Теперь, в номере африканской гостиницы, в которую бил и стучал океан, чем*то грозил, неочерченным и громадным, отчего сотрясалась душа, ему захотелось спастись, заслониться мыслью о матери. Не той ее розовой кофточкой и простертой над ним рукой, а мыслью о ней. Как она там, на другой половине земли, старая, в их обветшалой комнате, где вянет, линяет бабушкин рукодельный ковер, расшитый красными маками?

Черные гнутые спинки на ее старинной кровати. Красный, рассохшийся, из дедовских времен, гардероб. Вечером, когда вспыхивали огни в переулке, мать появлялась с работы, принося в дом запах снега, тонких духов и усталости. Утренние пробуждения, когда холодная материнская рука, проникнув под одеяло, будила его, и сине-морозное окно, где еще не забрезжила, не зажглась колокольня. Теперь, в пустоте просторного номера, он изумлялся, как мало знает о матери. Как бессознательно, не умом, не знанием, воспринимал он ее. Как трудно ему ответить: «Кто она, моя мать?»

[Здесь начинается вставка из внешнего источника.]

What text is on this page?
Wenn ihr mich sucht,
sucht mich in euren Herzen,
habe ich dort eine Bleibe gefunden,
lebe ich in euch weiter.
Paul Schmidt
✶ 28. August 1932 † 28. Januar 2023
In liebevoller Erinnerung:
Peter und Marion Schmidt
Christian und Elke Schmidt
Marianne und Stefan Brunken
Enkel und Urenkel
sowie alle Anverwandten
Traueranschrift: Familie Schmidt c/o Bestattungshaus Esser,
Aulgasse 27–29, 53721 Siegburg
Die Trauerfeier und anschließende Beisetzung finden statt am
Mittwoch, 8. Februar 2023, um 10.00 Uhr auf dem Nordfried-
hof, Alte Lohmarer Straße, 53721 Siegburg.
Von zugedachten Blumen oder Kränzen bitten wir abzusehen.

Он помнил из ее рассказов, из сумеречной, пробужденной ее рассказами памяти: их отъезд в эвакуацию. Какой*то метельный разъезд. Поломка вагона. Сыпучие искры из-под колес. Пассажиров выгружают на снег, отцепляют вагон. И поезд отходит, удаляется красный огонь на хвосте. И мать, побросав кули, прижимая его к груди, бежит за огнем, кричит, задыхается, успевая вскочить на скользкую ступеньку, подхваченная кем*то в шинели. Вносит его в тесноту прокуренного душного тамбура — свой кокон, спасая его от нашествия, от бледного молчаливого зарева, в котором уже погиб ее муж, вмерз башмаками, обмотками в жесткий снег после безымянной атаки. Эта давняя ночь на разъезде, уплывающий красный огонь все еще живут в его памяти, рождая сновидения и страхи.